I think that's probably a different bug - if you step into the function and
print the parameters, they are correct. gdb might be breaking too early, before
the values have been pulled from the ABI registers and put into the local stack
(nothing to do with the caller putting things on the stack - the caller's still
meant to justn put them in the ABI registers as it does correctly with optnone
on the function, preventing the interprocedural dead arg behavior)
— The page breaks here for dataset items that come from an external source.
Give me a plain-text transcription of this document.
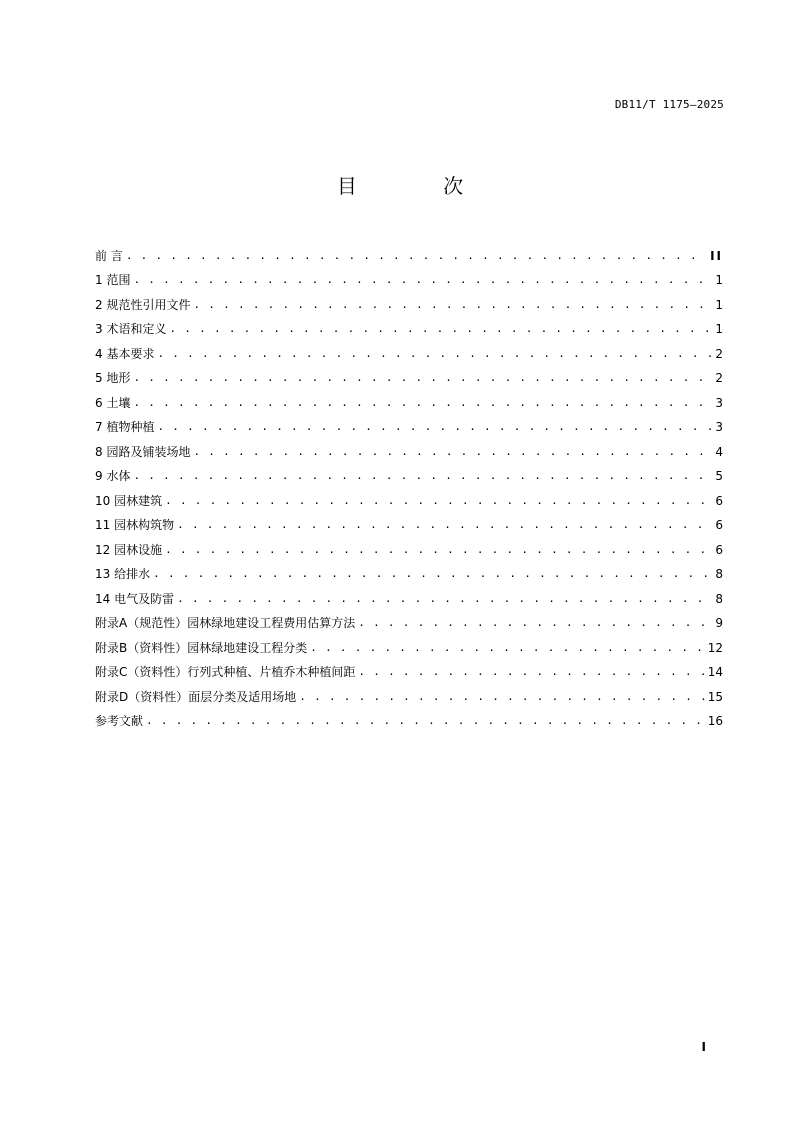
DB11/T 1175—2025
目 次
前 言 . . .	II
1 范围 . . .	1
2 规范性引用文件 . . .	1
3 术语和定义 . . .	1
4 基本要求 . . .	2
5 地形 . . .	2
6 土壤 . . .	3
7 植物种植 . . .	3
8 园路及铺装场地 . . .	4
9 水体 . . .	5
10 园林建筑 . . .	6
11 园林构筑物 . . .	6
12 园林设施 . . .	6
13 给排水 . . .	8
14 电气及防雷 . . .	8
附录A（规范性）园林绿地建设工程费用估算方法 . . .	9
附录B（资料性）园林绿地建设工程分类 . . .	12
附录C（资料性）行列式种植、片植乔木种植间距 . . .	14
附录D（资料性）面层分类及适用场地 . . .	15
参考文献 . . .	16
I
Maybe the prologue isn't being marked correctly, or marked too eraly, or gdb is
ignoring it in some way - such that it stops before the stack's been populated.

Hmm, prologue seems to be in the right place.

"b fn2
r"

Does get you to a place where the parameters are printed correctly.

Wonder what logic is causing "step" to stop earlier than the usual function
breakpoint?
Quuxplusone commented 4 years ago
I used lldb, not gdb here.

This seems to be somehow related to a tail call:

int main(void) {
 return fn2(14, 23, 34) + 1;
}

This will print the parameters correctly on entry.
Quuxplusone commented 4 years ago
Yes, the problem seems to be where lldb stops when stepping into the function.
With the tail call stepping into fn2 shows this output for "di", which already
populated the stack:

(lldb) di
a.out`fn2:
    0x401120 <+0>:  subq   $0x28, %rsp
    0x401124 <+4>:  movq   %rdi, 0x8(%rsp)
    0x401129 <+9>:  movq   %rsi, 0x20(%rsp)
    0x40112e <+14>: movq   %rdx, 0x18(%rsp)
->  0x401133 <+19>: movq   0x8(%rsp), %rax

Without the tail call, the stack is not yet populated, leading to incorrect
values during debugging as the debug info refers to the stack values:

(lldb) di
a.out`fn2:
->  0x401120 <+0>:  subq   $0x28, %rsp
    0x401124 <+4>:  movq   %rdi, 0x8(%rsp)
    0x401129 <+9>:  movq   %rsi, 0x20(%rsp)
    0x40112e <+14>: movq   %rdx, 0x18(%rsp)
    0x401133 <+19>: movq   0x8(%rsp), %rax
Quuxplusone commented 4 years ago
(In reply to Tobias Bosch from comment #23)
> Yes, the problem seems to be where lldb stops when stepping into the
> function. With the tail call stepping into fn2 shows this output for "di",
> which already populated the stack:
>
> (lldb) di
> a.out`fn2:
>     0x401120 <+0>:  subq   $0x28, %rsp
>     0x401124 <+4>:  movq   %rdi, 0x8(%rsp)
>     0x401129 <+9>:  movq   %rsi, 0x20(%rsp)
>     0x40112e <+14>: movq   %rdx, 0x18(%rsp)
> ->  0x401133 <+19>: movq   0x8(%rsp), %rax
>
> Without the tail call, the stack is not yet populated, leading to incorrect
> values during debugging as the debug info refers to the stack values:
>
> (lldb) di
> a.out`fn2:
> ->  0x401120 <+0>:  subq   $0x28, %rsp
>     0x401124 <+4>:  movq   %rdi, 0x8(%rsp)
>     0x401129 <+9>:  movq   %rsi, 0x20(%rsp)
>     0x40112e <+14>: movq   %rdx, 0x18(%rsp)
>     0x401133 <+19>: movq   0x8(%rsp), %rax

yeah, guess gdb has the same issue - be nice to fix at least lldb, but at least
that's an orthogonal issue to worry about elsewhere, perhaps.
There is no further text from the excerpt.